On May 14, 1996, the District Attorney’s Office appeared on behalf of the Board of Sex Offenders to defend the recommendation. Mr. Ross’ counsel sought an adjournment to evaluate the facts and determine whether he would challenge the statute and/or whether he would challenge the Board’s assessment. The court adjourned the matter to June 18, 1996 and on June 18, 1996 the hearing was adjourned on consent to July 2, 1996.
On July 2, 1996, the court heard argument from both counsel on the statute. Mr. Ross has not put forth any evidence to *313rebut the Board’s findings and recommendation. There is evidence supporting the Board’s recommendation in the record.
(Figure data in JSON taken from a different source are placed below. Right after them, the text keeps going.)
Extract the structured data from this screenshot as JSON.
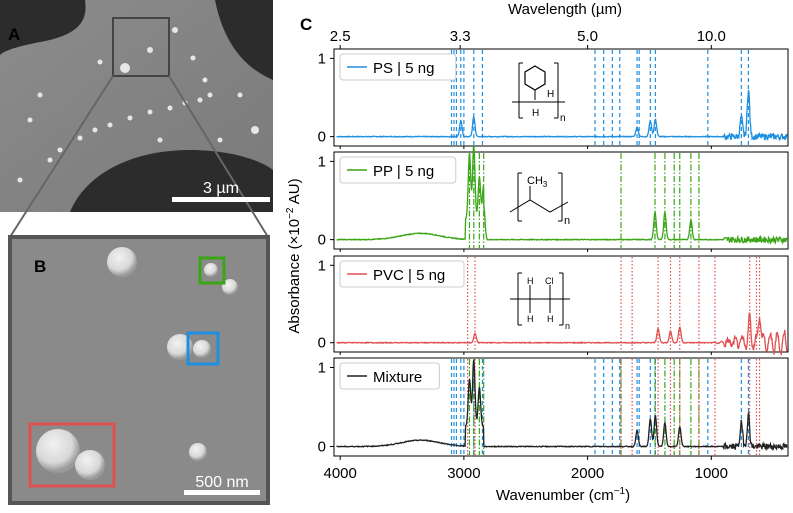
{
  "panels": {
    "a": {
      "letter": "A",
      "scalebar_label": "3 µm"
    },
    "b": {
      "letter": "B",
      "scalebar_label": "500 nm"
    },
    "c": {
      "letter": "C"
    }
  },
  "chart_data": {
    "type": "line",
    "title": "",
    "xlabel": "Wavenumber (cm−1)",
    "xlabel_main": "Wavenumber (cm",
    "xlabel_exp": "−1",
    "xlabel_close": ")",
    "ylabel": "Absorbance (×10−2 AU)",
    "ylabel_main": "Absorbance (×10",
    "ylabel_exp": "−2",
    "ylabel_close": " AU)",
    "top_xlabel": "Wavelength (µm)",
    "xlim": [
      4050,
      380
    ],
    "ylim": [
      -0.12,
      1.12
    ],
    "bottom_ticks": [
      4000,
      3000,
      2000,
      1000
    ],
    "bottom_tick_labels": [
      "4000",
      "3000",
      "2000",
      "1000"
    ],
    "top_ticks": [
      2.5,
      3.3,
      5.0,
      10.0
    ],
    "top_tick_labels": [
      "2.5",
      "3.3",
      "5.0",
      "10.0"
    ],
    "y_ticks": [
      0,
      1
    ],
    "y_tick_labels": [
      "0",
      "1"
    ],
    "series": [
      {
        "name": "PS | 5 ng",
        "color": "#1f8fe0",
        "marker_style": "dashed",
        "markers": [
          3100,
          3080,
          3060,
          3025,
          3000,
          2920,
          2850,
          1940,
          1870,
          1800,
          1740,
          1600,
          1583,
          1493,
          1452,
          1028,
          757,
          700
        ],
        "peaks": [
          [
            3025,
            0.2
          ],
          [
            2920,
            0.25
          ],
          [
            1600,
            0.12
          ],
          [
            1493,
            0.2
          ],
          [
            1452,
            0.22
          ],
          [
            757,
            0.25
          ],
          [
            700,
            0.6
          ]
        ]
      },
      {
        "name": "PP | 5 ng",
        "color": "#3aa516",
        "marker_style": "dashdot",
        "markers": [
          2955,
          2920,
          2875,
          2840,
          1730,
          1455,
          1375,
          1300,
          1255,
          1165,
          1100
        ],
        "peaks": [
          [
            2955,
            0.85
          ],
          [
            2920,
            0.95
          ],
          [
            2875,
            0.55
          ],
          [
            2840,
            0.45
          ],
          [
            1455,
            0.35
          ],
          [
            1375,
            0.35
          ],
          [
            1165,
            0.25
          ]
        ]
      },
      {
        "name": "PVC | 5 ng",
        "color": "#e05050",
        "marker_style": "dotted",
        "markers": [
          2970,
          2910,
          1730,
          1640,
          1430,
          1330,
          1255,
          1100,
          970,
          690,
          635,
          610
        ],
        "peaks": [
          [
            2910,
            0.12
          ],
          [
            1430,
            0.18
          ],
          [
            1330,
            0.15
          ],
          [
            1255,
            0.2
          ],
          [
            690,
            0.3
          ],
          [
            610,
            0.4
          ]
        ]
      },
      {
        "name": "Mixture",
        "color": "#222222",
        "peaks": [
          [
            2955,
            0.6
          ],
          [
            2920,
            0.85
          ],
          [
            2875,
            0.5
          ],
          [
            1600,
            0.2
          ],
          [
            1493,
            0.35
          ],
          [
            1452,
            0.4
          ],
          [
            1375,
            0.3
          ],
          [
            1255,
            0.25
          ],
          [
            757,
            0.3
          ],
          [
            700,
            0.4
          ]
        ]
      }
    ],
    "annotations": [
      {
        "panel": "PS",
        "label": "structure",
        "sub_h1": "H",
        "sub_h2": "H",
        "sub_n": "n"
      },
      {
        "panel": "PP",
        "label": "structure",
        "group": "CH",
        "group_sub": "3",
        "sub_n": "n"
      },
      {
        "panel": "PVC",
        "label": "structure",
        "h1": "H",
        "cl": "Cl",
        "h2": "H",
        "h3": "H",
        "sub_n": "n"
      }
    ]
  }
}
The court therefore confirms the Board’s recommendation and determines that James Ross is a level-three sex offender.
. Every State has adopted sex-offender registration statutes. (Ala Code § 13A-11-200 [1994]; Alaska Stat §§ 12.63.010, 18.65.087 [1994]; Ariz Rev Stat Annot §§ 13-3821, 41-1750 [B] [1995]; Ark Code Annot § 12-12-901 [Michie 1994] ; Cal Penal Code §§ 290.1-290.7 [West 1995]; Colo Rev Stat Annot § 18-3-412.5 [West 1995]; Conn Gen Stat § 54-102r [1995]; Del Code Annot, tit 11, § 4120 [1994]; Fla Stat ch 775.21 [1995]; Ga Code Annot § 42-9-44.1 [Michie 1995] ; Haw Rev Stat § 707-743 [1995]; Idaho Code §§ 18-8301 — 18-8311 [1995]; 111 Rev Stat, ch 730, para 150/1 [1995]; Ind Code §§ 5-2-12-1 — 5-2-12-12 [1995]; Iowa Code Annot §§ 692A.1-692A.13; Kan Stat Annot §§ 22-4902 — 22-4909 [1995]; Ky Rev Stat Annot § 17.510 [Baldwin 1995]; La Rev Stat Annot §§ 15.540-15.549 [1995]; Me Rev Stat Annot, tit 34-A, §§ 11003, 11004 [West 1994]; Mass Gen Laws, ch 22C, § 37 [1995]; Md Code Annot, Crim Law § 27-692B [1995]; Mich Comp Laws § 28.721 [1995]; Minn Stat § 243.166 [1995]; Miss Code Annot § 45-33-1 [1995]; Mo Rev Stat Annot § 566.600 [1995]; Mont Code Annot §§ 46-23-501 — 46-23-507 [1994]; Neb Laws LB 645 [1996]; Nev Rev Stat §§ 207.151-207.157 [1993]; NH Rev Stat § 632-A:12 [1994]; NJ Rev Stat §§ 20:7-1 — 2C:7-5 [1995]; NM Stat Annot §§ 29-11A-1 — 29-11A-8 [1996]; NC Gen Stat §§ 14-208.5 — 14-208.13 [1995]; ND Cent Code § 12.1-32-15 [1993]; Ohio Rev Code Annot § 2950.01 [Baldwin 1995]; Okla Stat, tit 57, §§ 581 — 587 [1995]; Ore Rev Stat §§ 181.586, 181.595 [1994]; Pa Cons Stat Annot § 42-9791 [1995]; RI Gen Laws § 11-37-16 [1994]; SC Code Annot § 23-3-400 [1995]; SD Codified Laws Annot §§ 22-22-30 — 22-22-39 [1995]; Tenn Code Annot §§ 40-39-101 — 40-39-108 [1994]; Tex Civ Stat Code Annot § 4413 [51] [West 1995]; Utah Code Annot § 77-27-21.5 [1994]; Va Code Annot §§ 19.2-298.1 — 19.2-298.3, 19.2-390.1 [Michie 1995]; Vt Stat Annot § 13-5401 [1996]; Wash Rev Code An-not §§ 9A.44.130, 4.24.550 [1995]; W Va Code §§ 61-8F-1 — 61-8F-8 [1994]; Wis Stat Annot § 175.45 [1995]; Wyo Stat § 7-19-301 [1995].)
Of these, the following States provide, in their statutes, some form of community notification: Alaska, Arizona, California, Connecticut, Florida, Georgia, Idaho, Indiana, Iowa, Kansas, Louisiana, Maine, Montana, Nevada, New Jersey, North Carolina, North Dakota, Oklahoma, Oregon, Pennsylvania, South Dakota, Tennessee, Virginia, and Washington.
. Copies of the legislative history have been placed in the court file so it is accessible to members of the Bench and Bar.